When Do Companies Have to Notify Job Applicants?
Reasons Employers Don't Send Rejection Emails
When job applicants don't hear back from an employer, it can be upsetting. It takes time to apply for a job, from researching the company through creating a targeted resume and cover letter, and it’s frustrating not to get a response.
Yet it's very common for companies to not notify applicants when they are rejected for a job. In fact, you might even interview with the employer and never hear back.
If this has happened to you, it might seem like your application has disappeared into a job search black hole.
It can help to learn more about why companies shy away from sharing hiring status with candidates, when they must disclose information, and how to follow up during the application process.
Legal Requirements for Notifying Job Applicants
In most cases, employers are not legally required to notify applicants that they have not been accepted for a job.
However, many human resource experts feel that employers should inform all applicants of their status. Failure to do so might discourage applicants from considering the employer for other, more suitable vacancies and might also create a negative impression of the organization with the applicant's associates. In many industries, applicants are also customers or potential customers and most employers want to avoid alienating their patrons.
Reasons Why Companies Don't Notify Applicants
According to a Clutch survey, more than a third of job seekers said that the last company that rejected them did so by “ghosting” them—in other words, by dropping the hiring process without a word.
But why do companies ghost candidates? U.S. News & World Report interviewed company leaders and hiring managers to find out the reasons they avoid sending rejection letters. Their reasons included:
1. Volume: Companies receive an average of 250 resumes per position. It's tough enough to deal with the bulk of those emails, let alone respond to each person individually with a rejection.
2. Fear of a lawsuit: A rejection letter could potentially bring on legal action, depending on how it's written. From an employers' standpoint, it can seem better to send no letter at all than risk a potential lawsuit.
3. Unwanted Communication: A rejection letter coming from a specific employee with contact information (e.g., name and email) can spark unwanted ongoing communication from the applicant, asking about applying again for another position, or feedback on where the interview went wrong. Multiply that by 250 rejections, and it's a hassle that HR managers want to avoid.
There are other reasons companies may hold off on notifying applicants. In some cases, the company may change directions, and decide not to fill the position anymore. The posting may be removed from the website, but typically, the company won't inform applicants of these internal workings.
Sometimes, companies hold off on rejecting applicants because the position is still open.

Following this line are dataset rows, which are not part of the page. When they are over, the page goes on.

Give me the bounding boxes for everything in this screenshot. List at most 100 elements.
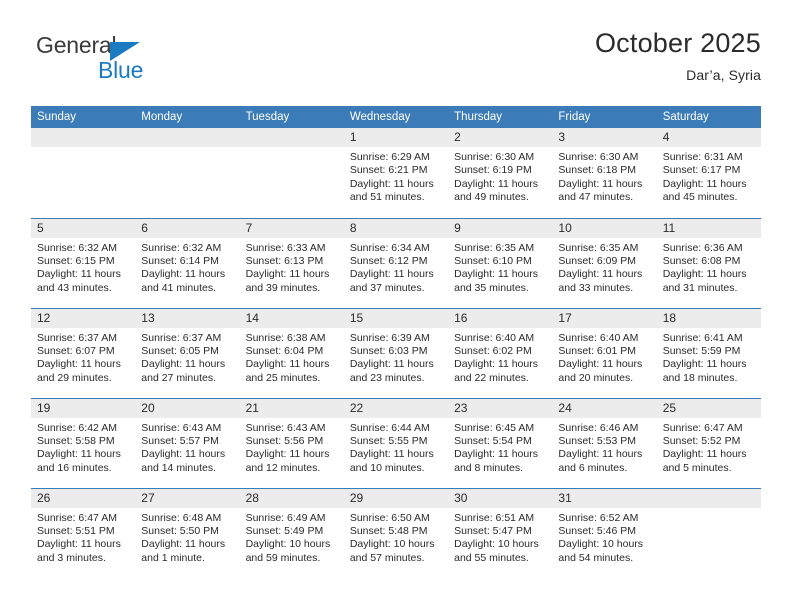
sunset-text: Sunset: 6:19 PM — [454, 164, 532, 177]
calendar-day-cell[interactable]: 9 Sunrise: 6:35 AM Sunset: 6:10 PM Daylight… — [448, 217, 553, 308]
day-box: 25 Sunrise: 6:47 AM Sunset: 5:52 PM Dayligh… — [656, 398, 761, 488]
day-box: 24 Sunrise: 6:46 AM Sunset: 5:53 PM Dayligh… — [552, 398, 657, 488]
calendar-day-cell[interactable]: 15 Sunrise: 6:39 AM Sunset: 6:03 PM Dayligh… — [343, 307, 449, 398]
day-number: 17 — [552, 308, 657, 328]
calendar-day-cell[interactable]: 22 Sunrise: 6:44 AM Sunset: 5:55 PM Dayligh… — [343, 397, 449, 488]
calendar-day-cell[interactable]: 1 Sunrise: 6:29 AM Sunset: 6:21 PM Daylight… — [343, 128, 449, 218]
weekday-header-row: Sunday Monday Tuesday Wednesday Thursday… — [31, 106, 761, 128]
calendar-day-cell[interactable]: 27 Sunrise: 6:48 AM Sunset: 5:50 PM Dayligh… — [135, 487, 240, 578]
sunrise-sunset-calendar: Sunday Monday Tuesday Wednesday Thursday… — [31, 106, 761, 578]
day-number: 10 — [552, 218, 657, 238]
calendar-day-cell[interactable]: 6 Sunrise: 6:32 AM Sunset: 6:14 PM Daylight… — [135, 217, 240, 308]
calendar-day-cell[interactable]: 20 Sunrise: 6:43 AM Sunset: 5:57 PM Dayligh… — [135, 397, 240, 488]
sunrise-text: Sunrise: 6:30 AM — [558, 151, 639, 163]
calendar-day-cell[interactable]: 31 Sunrise: 6:52 AM Sunset: 5:46 PM Dayligh… — [552, 487, 657, 578]
day-sun-info: Sunrise: 6:31 AM Sunset: 6:17 PM Daylight:… — [657, 147, 761, 205]
calendar-day-cell[interactable]: 5 Sunrise: 6:32 AM Sunset: 6:15 PM Daylight… — [31, 217, 136, 308]
day-sun-info: Sunrise: 6:48 AM Sunset: 5:50 PM Daylight:… — [135, 508, 239, 566]
day-number — [656, 488, 761, 508]
day-sun-info: Sunrise: 6:50 AM Sunset: 5:48 PM Daylight:… — [344, 508, 448, 566]
day-number — [239, 128, 344, 147]
calendar-day-cell[interactable]: 24 Sunrise: 6:46 AM Sunset: 5:53 PM Dayligh… — [552, 397, 657, 488]
calendar-day-cell[interactable]: 4 Sunrise: 6:31 AM Sunset: 6:17 PM Daylight… — [656, 128, 761, 218]
daylight-text-line1: Daylight: 11 hours — [454, 358, 538, 371]
daylight-text-line1: Daylight: 11 hours — [558, 448, 643, 461]
day-box: 23 Sunrise: 6:45 AM Sunset: 5:54 PM Dayligh… — [448, 398, 553, 488]
day-sun-info: Sunrise: 6:40 AM Sunset: 6:01 PM Daylight:… — [552, 328, 656, 386]
calendar-day-cell[interactable]: 12 Sunrise: 6:37 AM Sunset: 6:07 PM Dayligh… — [31, 307, 136, 398]
day-number: 24 — [552, 398, 657, 418]
sunrise-text: Sunrise: 6:48 AM — [141, 511, 222, 524]
daylight-text-line1: Daylight: 11 hours — [454, 448, 538, 461]
calendar-day-cell[interactable]: 29 Sunrise: 6:50 AM Sunset: 5:48 PM Dayligh… — [343, 487, 449, 578]
day-sun-info: Sunrise: 6:35 AM Sunset: 6:10 PM Daylight:… — [448, 238, 552, 296]
daylight-text-line2: and 22 minutes. — [454, 371, 529, 384]
daylight-text-line2: and 35 minutes. — [454, 281, 529, 294]
calendar-day-cell[interactable]: 8 Sunrise: 6:34 AM Sunset: 6:12 PM Daylight… — [343, 217, 449, 308]
sunset-text: Sunset: 6:05 PM — [141, 344, 219, 357]
calendar-day-cell[interactable]: 28 Sunrise: 6:49 AM Sunset: 5:49 PM Dayligh… — [239, 487, 344, 578]
calendar-day-cell[interactable]: 2 Sunrise: 6:30 AM Sunset: 6:19 PM Daylight… — [448, 128, 553, 218]
day-box: 7 Sunrise: 6:33 AM Sunset: 6:13 PM Daylight… — [239, 218, 344, 308]
calendar-day-cell[interactable]: 11 Sunrise: 6:36 AM Sunset: 6:08 PM Dayligh… — [656, 217, 761, 308]
calendar-day-cell[interactable]: 25 Sunrise: 6:47 AM Sunset: 5:52 PM Dayligh… — [656, 397, 761, 488]
day-box — [31, 128, 136, 218]
day-box: 17 Sunrise: 6:40 AM Sunset: 6:01 PM Dayligh… — [552, 308, 657, 398]
sunrise-text: Sunrise: 6:44 AM — [349, 421, 430, 434]
day-sun-info: Sunrise: 6:49 AM Sunset: 5:49 PM Daylight:… — [240, 508, 344, 566]
calendar-day-cell[interactable]: 13 Sunrise: 6:37 AM Sunset: 6:05 PM Dayligh… — [135, 307, 240, 398]
sunset-text: Sunset: 6:12 PM — [349, 254, 428, 267]
sunset-text: Sunset: 5:59 PM — [662, 344, 741, 357]
calendar-day-cell[interactable]: 17 Sunrise: 6:40 AM Sunset: 6:01 PM Dayligh… — [552, 307, 657, 398]
day-sun-info: Sunrise: 6:51 AM Sunset: 5:47 PM Daylight:… — [448, 508, 552, 566]
day-number: 21 — [239, 398, 344, 418]
calendar-page: General Blue October 2025 Dar’a, Syria S… — [0, 0, 792, 612]
calendar-day-cell[interactable]: 18 Sunrise: 6:41 AM Sunset: 5:59 PM Dayligh… — [656, 307, 761, 398]
sunset-text: Sunset: 6:02 PM — [454, 344, 532, 357]
calendar-week-row: 1 Sunrise: 6:29 AM Sunset: 6:21 PM Daylight… — [31, 128, 761, 218]
day-sun-info: Sunrise: 6:44 AM Sunset: 5:55 PM Daylight:… — [344, 418, 448, 476]
day-sun-info: Sunrise: 6:30 AM Sunset: 6:18 PM Daylight:… — [552, 147, 656, 205]
sunrise-text: Sunrise: 6:47 AM — [662, 421, 743, 434]
daylight-text-line1: Daylight: 11 hours — [558, 358, 643, 371]
weekday-header-sunday: Sunday — [31, 106, 136, 128]
daylight-text-line2: and 8 minutes. — [454, 461, 524, 474]
calendar-day-cell[interactable]: 26 Sunrise: 6:47 AM Sunset: 5:51 PM Dayligh… — [31, 487, 136, 578]
day-number: 1 — [343, 128, 449, 147]
page-header: General Blue October 2025 Dar’a, Syria — [31, 28, 761, 98]
calendar-day-cell[interactable]: 16 Sunrise: 6:40 AM Sunset: 6:02 PM Dayligh… — [448, 307, 553, 398]
daylight-text-line2: and 54 minutes. — [558, 551, 634, 564]
calendar-day-cell[interactable]: 19 Sunrise: 6:42 AM Sunset: 5:58 PM Dayligh… — [31, 397, 136, 488]
calendar-week-row: 5 Sunrise: 6:32 AM Sunset: 6:15 PM Daylight… — [31, 217, 761, 308]
daylight-text-line1: Daylight: 10 hours — [558, 538, 644, 551]
daylight-text-line1: Daylight: 11 hours — [349, 358, 434, 371]
sunset-text: Sunset: 5:54 PM — [454, 434, 532, 447]
calendar-day-cell[interactable]: 7 Sunrise: 6:33 AM Sunset: 6:13 PM Daylight… — [239, 217, 344, 308]
day-box: 20 Sunrise: 6:43 AM Sunset: 5:57 PM Dayligh… — [135, 398, 240, 488]
day-number — [135, 128, 240, 147]
day-number: 15 — [343, 308, 449, 328]
sunrise-text: Sunrise: 6:41 AM — [662, 331, 743, 344]
daylight-text-line1: Daylight: 11 hours — [349, 268, 434, 281]
calendar-day-cell[interactable]: 14 Sunrise: 6:38 AM Sunset: 6:04 PM Dayligh… — [239, 307, 344, 398]
calendar-day-cell[interactable]: 23 Sunrise: 6:45 AM Sunset: 5:54 PM Dayligh… — [448, 397, 553, 488]
calendar-day-cell[interactable]: 30 Sunrise: 6:51 AM Sunset: 5:47 PM Dayligh… — [448, 487, 553, 578]
sunrise-text: Sunrise: 6:39 AM — [349, 331, 430, 344]
sunset-text: Sunset: 6:17 PM — [662, 164, 741, 177]
calendar-day-cell[interactable]: 3 Sunrise: 6:30 AM Sunset: 6:18 PM Daylight… — [552, 128, 657, 218]
sunrise-text: Sunrise: 6:34 AM — [349, 241, 430, 254]
daylight-text-line2: and 3 minutes. — [37, 551, 106, 564]
sunrise-text: Sunrise: 6:40 AM — [454, 331, 535, 344]
day-number: 5 — [31, 218, 136, 238]
daylight-text-line1: Daylight: 10 hours — [349, 538, 435, 551]
sunrise-text: Sunrise: 6:32 AM — [141, 241, 222, 254]
daylight-text-line1: Daylight: 11 hours — [662, 177, 747, 190]
calendar-day-cell[interactable]: 10 Sunrise: 6:35 AM Sunset: 6:09 PM Dayligh… — [552, 217, 657, 308]
sunrise-text: Sunrise: 6:38 AM — [245, 331, 326, 344]
day-box: 2 Sunrise: 6:30 AM Sunset: 6:19 PM Daylight… — [448, 128, 553, 218]
day-box: 15 Sunrise: 6:39 AM Sunset: 6:03 PM Dayligh… — [343, 308, 449, 398]
calendar-day-cell[interactable]: 21 Sunrise: 6:43 AM Sunset: 5:56 PM Dayligh… — [239, 397, 344, 488]
calendar-day-cell-empty — [31, 128, 136, 218]
sunset-text: Sunset: 6:03 PM — [349, 344, 428, 357]
sunrise-text: Sunrise: 6:30 AM — [454, 151, 535, 163]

The company might want to keep their options open.
The company may interview several people, and offer the job to one, but hold off on rejecting all applicants in case the first-choice candidate does not accept the position.
Federal Government Notification Requirements
In 2009, the federal government established requirements for agencies to notify candidates of their status during the screening process as part of its "end-to-end hiring initiative."
Notification must take place at least four times during the process—upon receipt of the application, when the application is evaluated against the requirements for the job, when a decision is made about whether to refer the candidate to the selecting official, and when the final employment decision is made.
Background Screening and Employment Tests
Employers who reject applicants based on background screening and employment tests must notify applicants if they have been rejected based on any information secured through that process.
The Fair Credit Reporting Act stipulates that candidates have the right to dispute any damaging information contained in their report. Companies that fail to give applicants an opportunity to respond to negative background checks may find themselves in legal trouble.
How to Follow Up With an Employer
In can be hard to follow up when you have applied for a job. Many employers don't list contact information, email addresses, or phone numbers. If you’ve applied through the corporate site or a jobs website, you may be stuck waiting to see if you hear back.
If you want to try to find a contact at the company, there are several ways to go about it:
- Look at the company website to see if the hiring manager or HR representative is listed there.
- If you have the contact person’s name, but not their email address, you can look at the convention for other email addresses at the company and take an educated guess.
- If you don’t have a name, you can try calling the company to ask for the best contact for HR.
Follow up once, a week or two after your initial application. After that, it’s best to let it go. Employers want enthusiastic candidates, but they don’t want to work with someone who persists past the point of reason.
The easiest time to follow up is after a job interview—if you do your homework during the interview itself. Always ask when you can expect to hear from the company and make a note of the name and contact information of the hiring manager. This information will also come in handy when you send your thank-you note (ideally, within 24 hours of the interview).
Then, after that time frame passes, you can send an email or call to find out the status. You might not get a response, but at least you will have done your part.